Sosyal Medya Düzenine Bir Bakış
Bir zamanlar bilgi, emek ve liyakatle kazanılırdı. Bugün ise ekran başında birkaç dakikalık video, birkaç poz, birkaç kelimeyle milyonlar kazanılıyor. Sosyal medya, yeni çağın altın madeni. Ama bu madende kazananlar hep aynı: “akıllılar.” Peki ya bu lüks hayatı mümkün kılanlar? Onlara ne demeli?
Ben “saflar” diyorum. Daha ağırını yazmak isterdim ama olmuyor işte. Çünkü bu düzenin çarkları, safların sırtında dönüyor. İzmir’de bir fenomen kadın, sadece bir ayda 82.900 yeni takipçiyle brüt 4.500.000 TL, net 3.800.000 TL gelir elde ediyor. Evet, yanlış duymadınız. Bir ayda. Ve bu gelirle süper lüks bir hayat sürüyor. Öyle bir hayat ki, çoğu kişinin hayal bile edemeyeceği türden.
Ama o hayatın arkasında kim var? Siz. Üç kuruş kazanacağım diye kendini paralayanlar. Her gün işe gidip gelen, alın teriyle geçinmeye çalışan, reklama tıklayan, içerik izleyen, yorum yapan, paylaşan… Siz olmasanız, bu “akıllılar” nasıl geçinirdi? Merak ediyorum doğrusu.
Bu bir sistem eleştirisidir. Bir düzenin sorgulanmasıdır. Çünkü artık sadece içerik değil, algı pazarlanıyor. Lüks hayatlar, sahte gülümsemeler, filtrelenmiş gerçeklikler… Ve biz, bu sahnenin seyircisi değil, sponsoru oluyoruz.
Toplum olarak kendimize sormalıyız: Gerçek başarı nedir? Emek mi, etkileşim mi? Bilgi mi, gösteriş mi?

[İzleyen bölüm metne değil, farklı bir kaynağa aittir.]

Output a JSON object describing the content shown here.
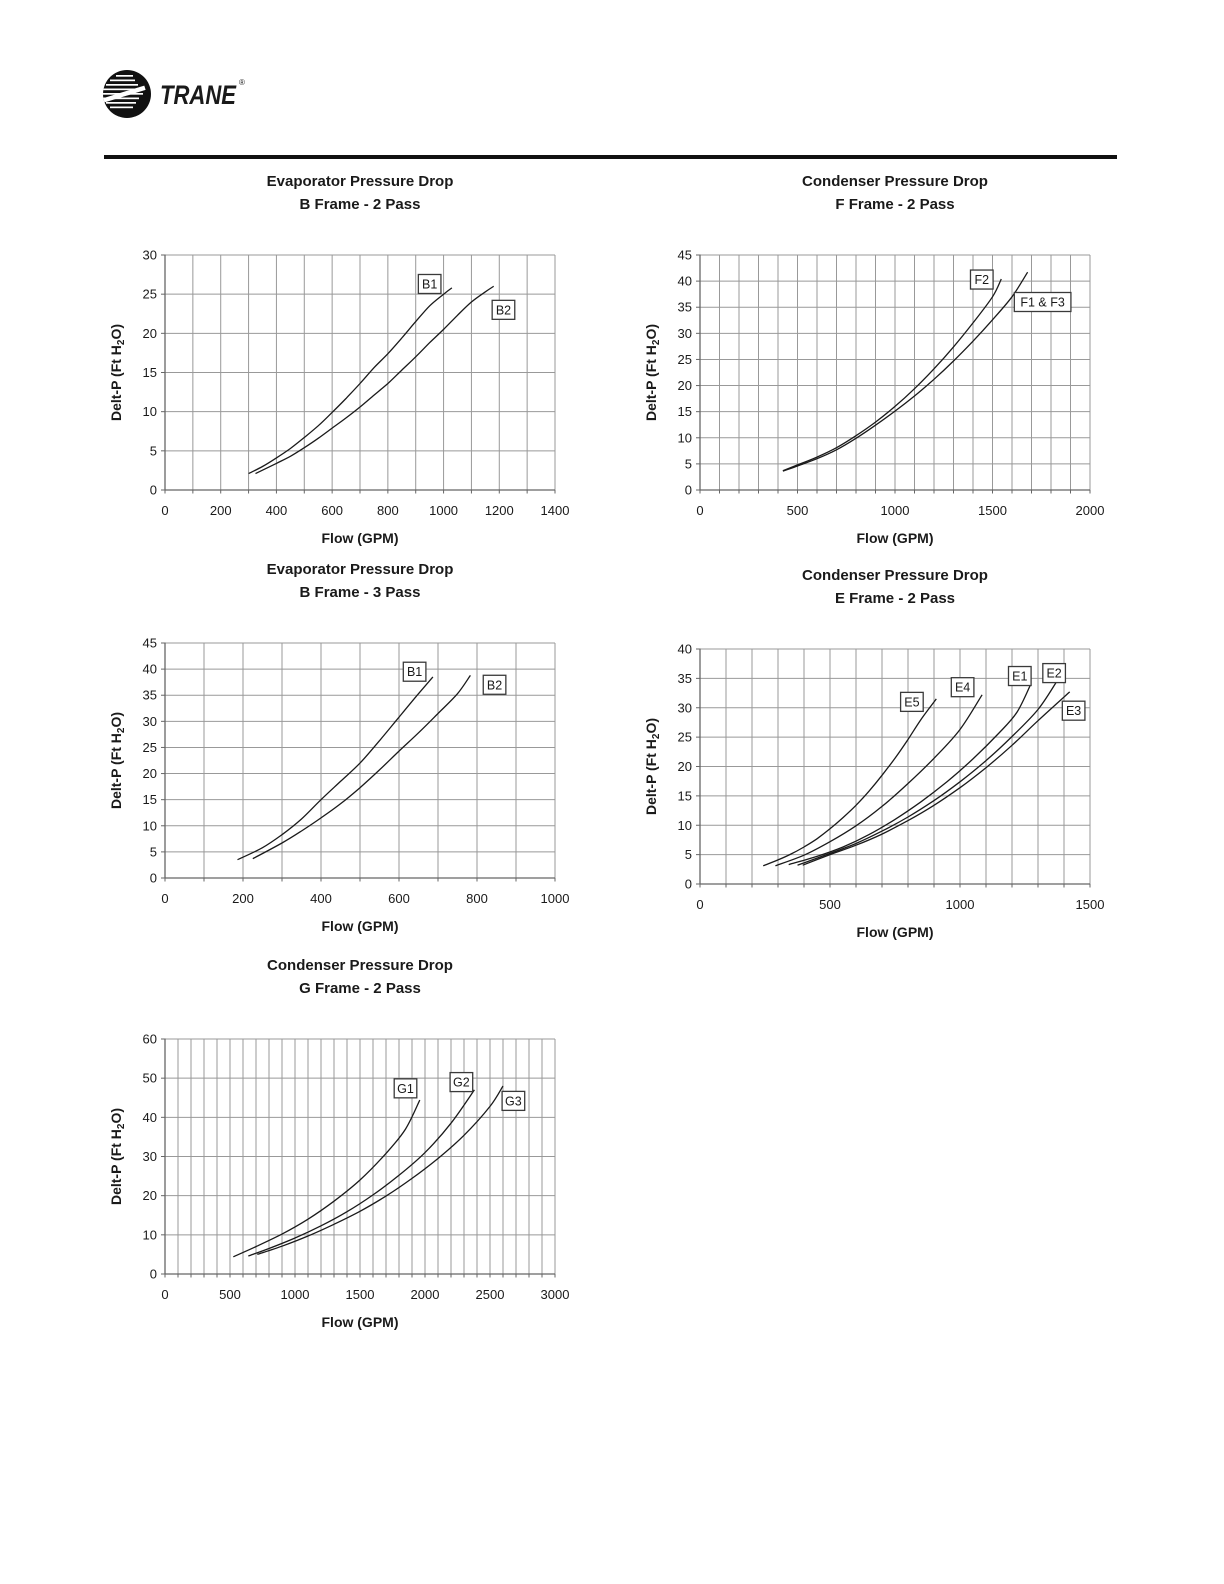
{
  "logo": {
    "brand": "TRANE",
    "mark": "®"
  },
  "style": {
    "grid_color": "#999999",
    "axis_color": "#666666",
    "curve_color": "#1a1a1a",
    "text_color": "#1a1a1a",
    "label_box_border": "#3a3a3a",
    "label_box_fill": "#ffffff"
  },
  "chart_data": [
    {
      "id": "evap-b-2pass",
      "type": "line",
      "title": "Evaporator Pressure Drop",
      "subtitle": "B Frame - 2 Pass",
      "xlabel": "Flow (GPM)",
      "ylabel": "Delt-P (Ft H₂O)",
      "grid": true,
      "legend_position": "inline-boxed-labels",
      "x_axis": {
        "min": 0,
        "max": 1400,
        "label_step": 200,
        "grid_step": 100
      },
      "y_axis": {
        "min": 0,
        "max": 30,
        "label_step": 5,
        "grid_step": 5
      },
      "series": [
        {
          "name": "B1",
          "label_pos": [
            950,
            26.3
          ],
          "points": [
            [
              300,
              2.1
            ],
            [
              350,
              3.0
            ],
            [
              400,
              4.1
            ],
            [
              450,
              5.3
            ],
            [
              500,
              6.7
            ],
            [
              550,
              8.2
            ],
            [
              600,
              9.9
            ],
            [
              650,
              11.7
            ],
            [
              700,
              13.6
            ],
            [
              750,
              15.6
            ],
            [
              800,
              17.4
            ],
            [
              850,
              19.4
            ],
            [
              900,
              21.5
            ],
            [
              950,
              23.5
            ],
            [
              1000,
              25.0
            ],
            [
              1030,
              25.8
            ]
          ]
        },
        {
          "name": "B2",
          "label_pos": [
            1215,
            23.0
          ],
          "points": [
            [
              325,
              2.1
            ],
            [
              400,
              3.4
            ],
            [
              450,
              4.3
            ],
            [
              500,
              5.4
            ],
            [
              550,
              6.6
            ],
            [
              600,
              7.9
            ],
            [
              650,
              9.2
            ],
            [
              700,
              10.6
            ],
            [
              750,
              12.1
            ],
            [
              800,
              13.6
            ],
            [
              850,
              15.3
            ],
            [
              900,
              17.0
            ],
            [
              950,
              18.8
            ],
            [
              1000,
              20.5
            ],
            [
              1050,
              22.3
            ],
            [
              1100,
              24.0
            ],
            [
              1150,
              25.3
            ],
            [
              1180,
              26.0
            ]
          ]
        }
      ]
    },
    {
      "id": "cond-f-2pass",
      "type": "line",
      "title": "Condenser Pressure Drop",
      "subtitle": "F Frame - 2 Pass",
      "xlabel": "Flow (GPM)",
      "ylabel": "Delt-P (Ft H₂O)",
      "grid": true,
      "legend_position": "inline-boxed-labels",
      "x_axis": {
        "min": 0,
        "max": 2000,
        "label_step": 500,
        "grid_step": 100
      },
      "y_axis": {
        "min": 0,
        "max": 45,
        "label_step": 5,
        "grid_step": 5
      },
      "series": [
        {
          "name": "F2",
          "label_pos": [
            1445,
            40.3
          ],
          "points": [
            [
              425,
              3.7
            ],
            [
              500,
              4.8
            ],
            [
              600,
              6.3
            ],
            [
              700,
              8.1
            ],
            [
              800,
              10.4
            ],
            [
              900,
              13.0
            ],
            [
              1000,
              16.0
            ],
            [
              1100,
              19.4
            ],
            [
              1200,
              23.2
            ],
            [
              1300,
              27.4
            ],
            [
              1400,
              32.0
            ],
            [
              1500,
              37.0
            ],
            [
              1545,
              40.4
            ]
          ]
        },
        {
          "name": "F1 & F3",
          "label_pos": [
            1757,
            36.0
          ],
          "points": [
            [
              425,
              3.6
            ],
            [
              500,
              4.6
            ],
            [
              600,
              6.0
            ],
            [
              700,
              7.7
            ],
            [
              800,
              9.9
            ],
            [
              900,
              12.4
            ],
            [
              1000,
              15.1
            ],
            [
              1100,
              18.0
            ],
            [
              1200,
              21.2
            ],
            [
              1300,
              24.7
            ],
            [
              1400,
              28.5
            ],
            [
              1500,
              32.6
            ],
            [
              1600,
              37.0
            ],
            [
              1680,
              41.7
            ]
          ]
        }
      ]
    },
    {
      "id": "evap-b-3pass",
      "type": "line",
      "title": "Evaporator Pressure Drop",
      "subtitle": "B Frame - 3 Pass",
      "xlabel": "Flow (GPM)",
      "ylabel": "Delt-P (Ft H₂O)",
      "grid": true,
      "legend_position": "inline-boxed-labels",
      "x_axis": {
        "min": 0,
        "max": 1000,
        "label_step": 200,
        "grid_step": 100
      },
      "y_axis": {
        "min": 0,
        "max": 45,
        "label_step": 5,
        "grid_step": 5
      },
      "series": [
        {
          "name": "B1",
          "label_pos": [
            640,
            39.5
          ],
          "points": [
            [
              186,
              3.5
            ],
            [
              250,
              5.8
            ],
            [
              300,
              8.3
            ],
            [
              350,
              11.3
            ],
            [
              400,
              15.0
            ],
            [
              450,
              18.5
            ],
            [
              500,
              22.0
            ],
            [
              550,
              26.3
            ],
            [
              600,
              30.8
            ],
            [
              650,
              35.3
            ],
            [
              687,
              38.5
            ]
          ]
        },
        {
          "name": "B2",
          "label_pos": [
            845,
            37.0
          ],
          "points": [
            [
              225,
              3.7
            ],
            [
              300,
              6.7
            ],
            [
              350,
              9.0
            ],
            [
              400,
              11.5
            ],
            [
              450,
              14.2
            ],
            [
              500,
              17.3
            ],
            [
              550,
              20.7
            ],
            [
              600,
              24.3
            ],
            [
              650,
              27.8
            ],
            [
              700,
              31.5
            ],
            [
              750,
              35.3
            ],
            [
              783,
              38.8
            ]
          ]
        }
      ]
    },
    {
      "id": "cond-e-2pass",
      "type": "line",
      "title": "Condenser Pressure Drop",
      "subtitle": "E Frame - 2 Pass",
      "xlabel": "Flow (GPM)",
      "ylabel": "Delt-P (Ft H₂O)",
      "grid": true,
      "legend_position": "inline-boxed-labels",
      "x_axis": {
        "min": 0,
        "max": 1500,
        "label_step": 500,
        "grid_step": 100
      },
      "y_axis": {
        "min": 0,
        "max": 40,
        "label_step": 5,
        "grid_step": 5
      },
      "series": [
        {
          "name": "E5",
          "label_pos": [
            815,
            31.0
          ],
          "points": [
            [
              243,
              3.1
            ],
            [
              300,
              4.1
            ],
            [
              350,
              5.1
            ],
            [
              400,
              6.3
            ],
            [
              450,
              7.7
            ],
            [
              500,
              9.4
            ],
            [
              550,
              11.3
            ],
            [
              600,
              13.4
            ],
            [
              650,
              15.8
            ],
            [
              700,
              18.5
            ],
            [
              750,
              21.4
            ],
            [
              800,
              24.6
            ],
            [
              850,
              28.0
            ],
            [
              909,
              31.5
            ]
          ]
        },
        {
          "name": "E4",
          "label_pos": [
            1010,
            33.5
          ],
          "points": [
            [
              290,
              3.1
            ],
            [
              400,
              4.9
            ],
            [
              500,
              7.2
            ],
            [
              600,
              9.9
            ],
            [
              700,
              13.2
            ],
            [
              800,
              17.1
            ],
            [
              900,
              21.4
            ],
            [
              1000,
              26.3
            ],
            [
              1085,
              32.2
            ]
          ]
        },
        {
          "name": "E1",
          "label_pos": [
            1230,
            35.4
          ],
          "points": [
            [
              341,
              3.3
            ],
            [
              450,
              4.7
            ],
            [
              550,
              6.3
            ],
            [
              650,
              8.4
            ],
            [
              750,
              11.0
            ],
            [
              850,
              14.0
            ],
            [
              950,
              17.4
            ],
            [
              1050,
              21.3
            ],
            [
              1150,
              25.7
            ],
            [
              1220,
              29.3
            ],
            [
              1273,
              34.1
            ]
          ]
        },
        {
          "name": "E2",
          "label_pos": [
            1362,
            35.9
          ],
          "points": [
            [
              375,
              3.2
            ],
            [
              500,
              5.2
            ],
            [
              600,
              6.9
            ],
            [
              700,
              9.0
            ],
            [
              800,
              11.4
            ],
            [
              900,
              14.2
            ],
            [
              1000,
              17.4
            ],
            [
              1100,
              21.0
            ],
            [
              1200,
              25.1
            ],
            [
              1300,
              29.7
            ],
            [
              1371,
              34.4
            ]
          ]
        },
        {
          "name": "E3",
          "label_pos": [
            1437,
            29.5
          ],
          "points": [
            [
              395,
              3.2
            ],
            [
              500,
              5.0
            ],
            [
              600,
              6.6
            ],
            [
              700,
              8.5
            ],
            [
              800,
              10.8
            ],
            [
              900,
              13.4
            ],
            [
              1000,
              16.4
            ],
            [
              1100,
              19.8
            ],
            [
              1200,
              23.6
            ],
            [
              1300,
              27.8
            ],
            [
              1422,
              32.7
            ]
          ]
        }
      ]
    },
    {
      "id": "cond-g-2pass",
      "type": "line",
      "title": "Condenser Pressure Drop",
      "subtitle": "G Frame - 2 Pass",
      "xlabel": "Flow (GPM)",
      "ylabel": "Delt-P (Ft H₂O)",
      "grid": true,
      "legend_position": "inline-boxed-labels",
      "x_axis": {
        "min": 0,
        "max": 3000,
        "label_step": 500,
        "grid_step": 100
      },
      "y_axis": {
        "min": 0,
        "max": 60,
        "label_step": 10,
        "grid_step": 10
      },
      "series": [
        {
          "name": "G1",
          "label_pos": [
            1850,
            47.4
          ],
          "points": [
            [
              525,
              4.4
            ],
            [
              700,
              7.0
            ],
            [
              900,
              10.2
            ],
            [
              1100,
              14.0
            ],
            [
              1300,
              18.6
            ],
            [
              1500,
              24.0
            ],
            [
              1700,
              30.8
            ],
            [
              1850,
              37.0
            ],
            [
              1960,
              44.4
            ]
          ]
        },
        {
          "name": "G2",
          "label_pos": [
            2280,
            49.0
          ],
          "points": [
            [
              641,
              4.6
            ],
            [
              800,
              6.5
            ],
            [
              1000,
              9.2
            ],
            [
              1200,
              12.3
            ],
            [
              1400,
              15.9
            ],
            [
              1600,
              20.2
            ],
            [
              1800,
              25.2
            ],
            [
              2000,
              31.0
            ],
            [
              2200,
              38.5
            ],
            [
              2380,
              47.0
            ]
          ]
        },
        {
          "name": "G3",
          "label_pos": [
            2680,
            44.2
          ],
          "points": [
            [
              710,
              5.0
            ],
            [
              900,
              7.1
            ],
            [
              1100,
              9.7
            ],
            [
              1300,
              12.7
            ],
            [
              1500,
              16.0
            ],
            [
              1700,
              19.9
            ],
            [
              1900,
              24.4
            ],
            [
              2100,
              29.5
            ],
            [
              2300,
              35.4
            ],
            [
              2500,
              42.8
            ],
            [
              2600,
              48.0
            ]
          ]
        }
      ]
    }
  ]
}
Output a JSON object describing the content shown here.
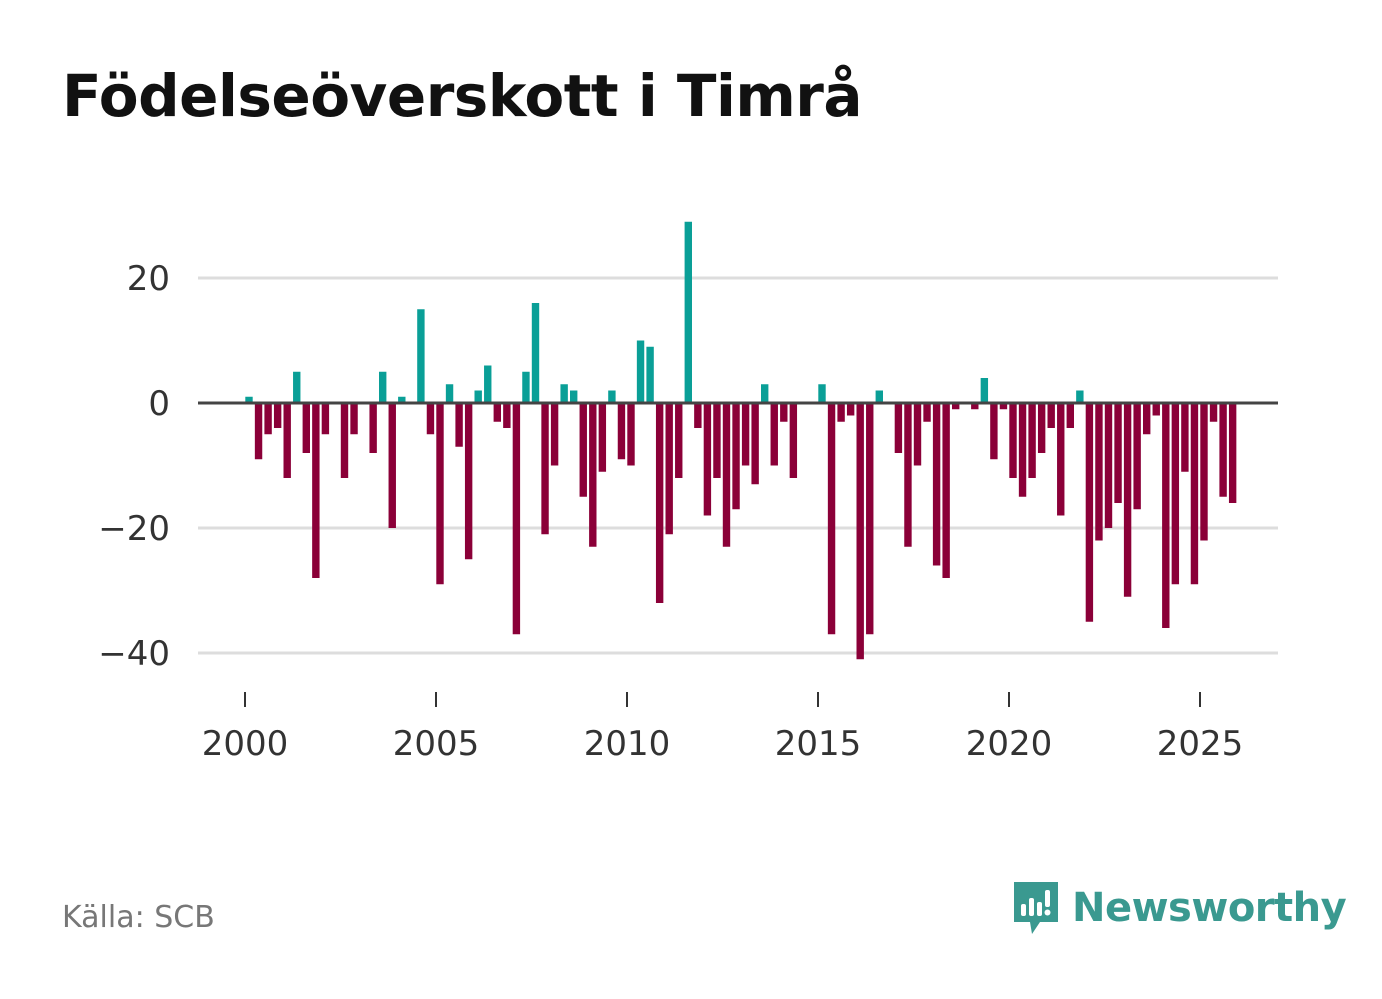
{
  "title": "Födelseöverskott i Timrå",
  "source": "Källa: SCB",
  "brand": "Newsworthy",
  "colors": {
    "positive": "#0a9f97",
    "negative": "#8b0038",
    "grid": "#dddddd",
    "zero": "#444444",
    "brand": "#3a9990"
  },
  "chart_data": {
    "type": "bar",
    "title": "Födelseöverskott i Timrå",
    "xlabel": "",
    "ylabel": "",
    "x_start": 2000.0,
    "x_step": 0.25,
    "xlim": [
      1999.5,
      2027.2
    ],
    "ylim": [
      -47,
      32
    ],
    "yticks": [
      20,
      0,
      -20,
      -40
    ],
    "ytick_labels": [
      "20",
      "0",
      "−20",
      "−40"
    ],
    "xticks": [
      2000,
      2005,
      2010,
      2015,
      2020,
      2025
    ],
    "xtick_labels": [
      "2000",
      "2005",
      "2010",
      "2015",
      "2020",
      "2025"
    ],
    "values": [
      1,
      -9,
      -5,
      -4,
      -12,
      5,
      -8,
      -28,
      -5,
      0,
      -12,
      -5,
      0,
      -8,
      5,
      -20,
      1,
      0,
      15,
      -5,
      -29,
      3,
      -7,
      -25,
      2,
      6,
      -3,
      -4,
      -37,
      5,
      16,
      -21,
      -10,
      3,
      2,
      -15,
      -23,
      -11,
      2,
      -9,
      -10,
      10,
      9,
      -32,
      -21,
      -12,
      29,
      -4,
      -18,
      -12,
      -23,
      -17,
      -10,
      -13,
      3,
      -10,
      -3,
      -12,
      0,
      0,
      3,
      -37,
      -3,
      -2,
      -41,
      -37,
      2,
      0,
      -8,
      -23,
      -10,
      -3,
      -26,
      -28,
      -1,
      0,
      -1,
      4,
      -9,
      -1,
      -12,
      -15,
      -12,
      -8,
      -4,
      -18,
      -4,
      2,
      -35,
      -22,
      -20,
      -16,
      -31,
      -17,
      -5,
      -2,
      -36,
      -29,
      -11,
      -29,
      -22,
      -3,
      -15,
      -16
    ]
  }
}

Ve en önemlisi: Bu düzenin neresindeyiz?
Belki de artık “saf” olmaktan çıkmanın zamanı gelmiştir.
Belki de ekranın ötesine bakmanın.
Çünkü her tıklamada, her izlenmede, birileri zenginleşiyor.
Ama biz, sadece daha çok tüketiyoruz.